The plan also calls for “best practices, through a multistakeholder process, for Internet search providers to address search result rankings of significant commercial-scale piracy and counterfeiting sites,” and “private sector best practices” for takedowns under the Digital Millennium Copyright Act, “led through a multistakeholder process.” But the plan offers no examples of any arrangements actually in use today that were developed in a multistakeholder process, nor provides much motivation to platforms or copyright holders to employ such a process now. And as we’ve written, merely labeling agreements among companies and governments as “multistakeholder” says nothing about whether they are transparent and accountable to everyone affected.What’s worse, these shadow agreements are hardly voluntary.

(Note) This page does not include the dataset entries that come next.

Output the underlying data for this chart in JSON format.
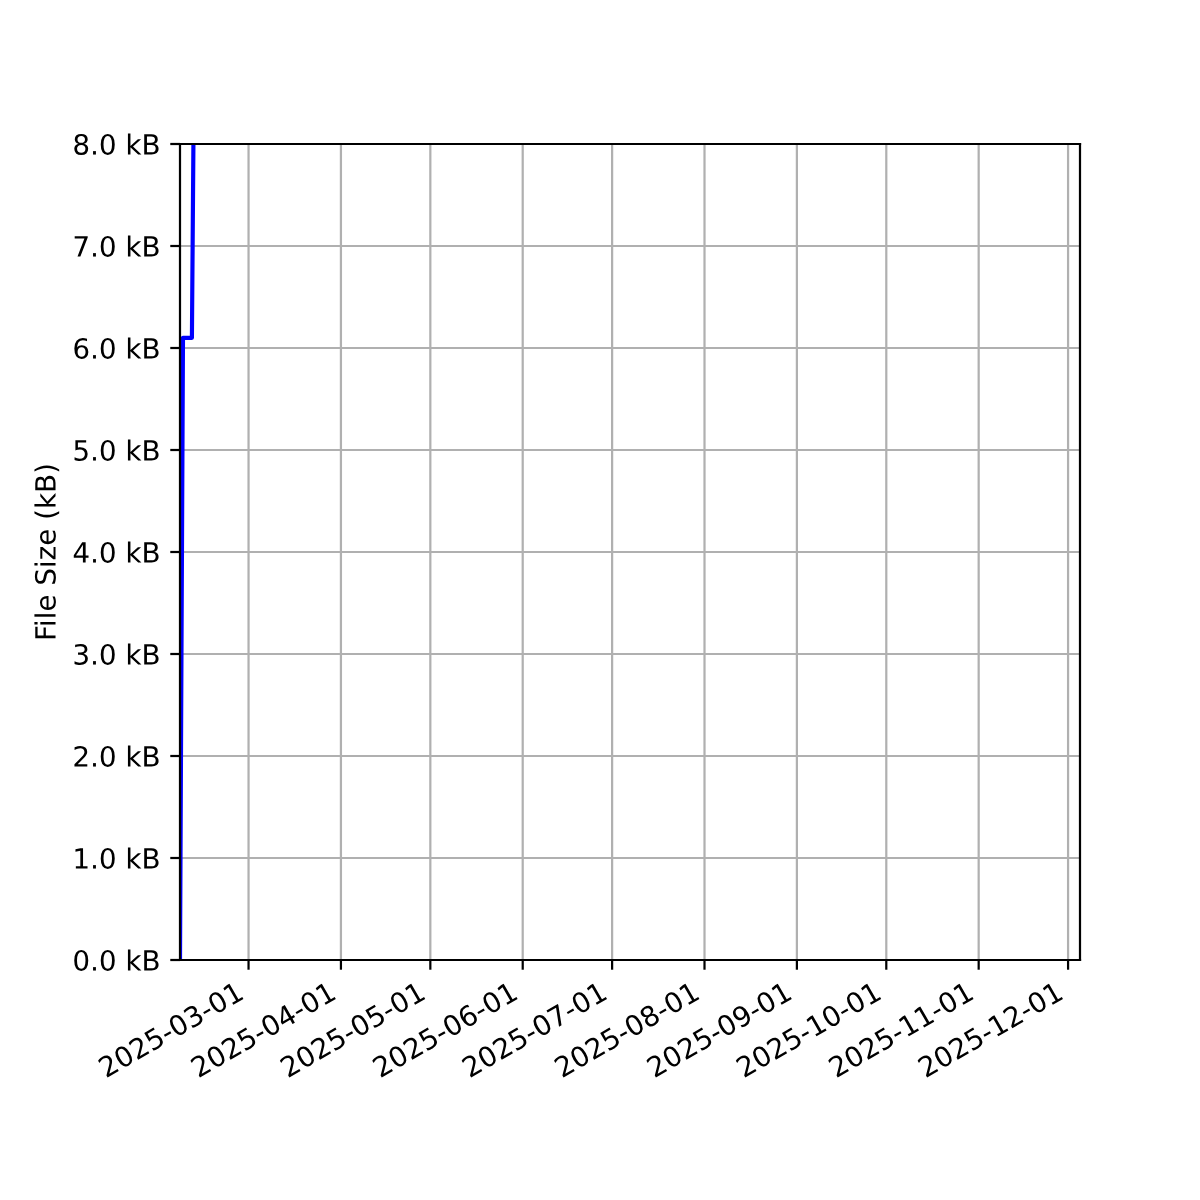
{
  "chart_data": {
    "type": "line",
    "ylabel": "File Size (kB)",
    "x": [
      "2025-02-06",
      "2025-02-07",
      "2025-02-10",
      "2025-02-10T12:00"
    ],
    "series": [
      {
        "color": "#0000ff",
        "values": [
          0,
          6.1,
          6.1,
          8.0
        ]
      }
    ],
    "xlim": [
      "2025-02-06",
      "2025-12-05"
    ],
    "xticks": [
      "2025-03-01",
      "2025-04-01",
      "2025-05-01",
      "2025-06-01",
      "2025-07-01",
      "2025-08-01",
      "2025-09-01",
      "2025-10-01",
      "2025-11-01",
      "2025-12-01"
    ],
    "ylim": [
      0,
      8
    ],
    "yticks": [
      {
        "value": 0,
        "label": "0.0 kB"
      },
      {
        "value": 1,
        "label": "1.0 kB"
      },
      {
        "value": 2,
        "label": "2.0 kB"
      },
      {
        "value": 3,
        "label": "3.0 kB"
      },
      {
        "value": 4,
        "label": "4.0 kB"
      },
      {
        "value": 5,
        "label": "5.0 kB"
      },
      {
        "value": 6,
        "label": "6.0 kB"
      },
      {
        "value": 7,
        "label": "7.0 kB"
      },
      {
        "value": 8,
        "label": "8.0 kB"
      }
    ],
    "grid": true
  }
}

Whenever a government calls on private companies to take actions that aren’t required by law, there’s a specter of coercion. The occupant of the White House can direct favorable or unfavorable treatment towards companies based on how they respond to requests for “voluntary” action. The IPEC Strategic Plan calls for government “benchmarking” of private enforcement agreements, implying that the government will judge outcomes by its own criteria and step in to regulate if the “benchmarks” it sets are not met.
When these requests happen in an area like copyright, where normal democratic processes have led to a firm rejection of expanded enforcement power, we need to be especially cautious. In these situations, government “support” for private action begins to look like bypassing the democratic process.

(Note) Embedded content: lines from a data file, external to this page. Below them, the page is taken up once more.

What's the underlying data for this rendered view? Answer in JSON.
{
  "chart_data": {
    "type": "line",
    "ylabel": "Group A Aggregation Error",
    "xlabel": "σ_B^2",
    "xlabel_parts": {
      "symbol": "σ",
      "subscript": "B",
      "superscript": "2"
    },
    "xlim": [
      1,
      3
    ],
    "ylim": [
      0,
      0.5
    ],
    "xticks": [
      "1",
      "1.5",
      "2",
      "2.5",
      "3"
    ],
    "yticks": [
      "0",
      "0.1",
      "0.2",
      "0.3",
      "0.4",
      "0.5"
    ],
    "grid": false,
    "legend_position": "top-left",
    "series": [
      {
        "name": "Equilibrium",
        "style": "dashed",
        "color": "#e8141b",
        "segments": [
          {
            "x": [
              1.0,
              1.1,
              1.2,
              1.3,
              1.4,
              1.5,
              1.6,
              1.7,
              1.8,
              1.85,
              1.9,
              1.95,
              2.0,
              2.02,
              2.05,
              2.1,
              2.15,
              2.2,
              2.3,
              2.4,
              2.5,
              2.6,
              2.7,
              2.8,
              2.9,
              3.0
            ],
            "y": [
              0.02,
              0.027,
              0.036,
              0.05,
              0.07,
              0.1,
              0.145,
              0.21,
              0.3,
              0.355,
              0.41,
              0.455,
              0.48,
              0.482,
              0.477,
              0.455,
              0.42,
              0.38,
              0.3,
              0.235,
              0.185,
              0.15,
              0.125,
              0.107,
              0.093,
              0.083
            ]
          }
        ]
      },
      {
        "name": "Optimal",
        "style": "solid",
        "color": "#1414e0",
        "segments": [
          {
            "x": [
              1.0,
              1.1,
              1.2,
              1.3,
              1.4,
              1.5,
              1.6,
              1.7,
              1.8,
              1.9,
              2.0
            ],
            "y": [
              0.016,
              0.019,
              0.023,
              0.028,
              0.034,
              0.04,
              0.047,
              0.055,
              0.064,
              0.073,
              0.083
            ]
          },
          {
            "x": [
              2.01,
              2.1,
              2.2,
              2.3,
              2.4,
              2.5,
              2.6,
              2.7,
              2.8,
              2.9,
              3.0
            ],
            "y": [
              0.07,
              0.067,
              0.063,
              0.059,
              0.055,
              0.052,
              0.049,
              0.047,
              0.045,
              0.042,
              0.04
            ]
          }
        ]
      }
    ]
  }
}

On the positive side, the IPEC plan contains a strong statement about the importance of limitations on copyright (as well as trademark and patent rights). It refers to limitations on copyright, including fair use, as “the basic principles that have permitted the Internet to thrive.” It also recognizes limitations on copyright as part of the legal protection for free speech. But neither a shout-out to fair use nor the talisman of “multistakeholder” policymaking are enough to protect Internet users against censorship, nor to give them a voice in the functioning of the Internet.
Having declared themselves champions of allegedly “voluntary” enforcement of IP laws by Internet companies and other private gatekeepers, IPEC and the various federal agencies that produced this strategic plan must commit to making sure that private enforcement processes respect Internet users’ freedom, and remain accountable to users.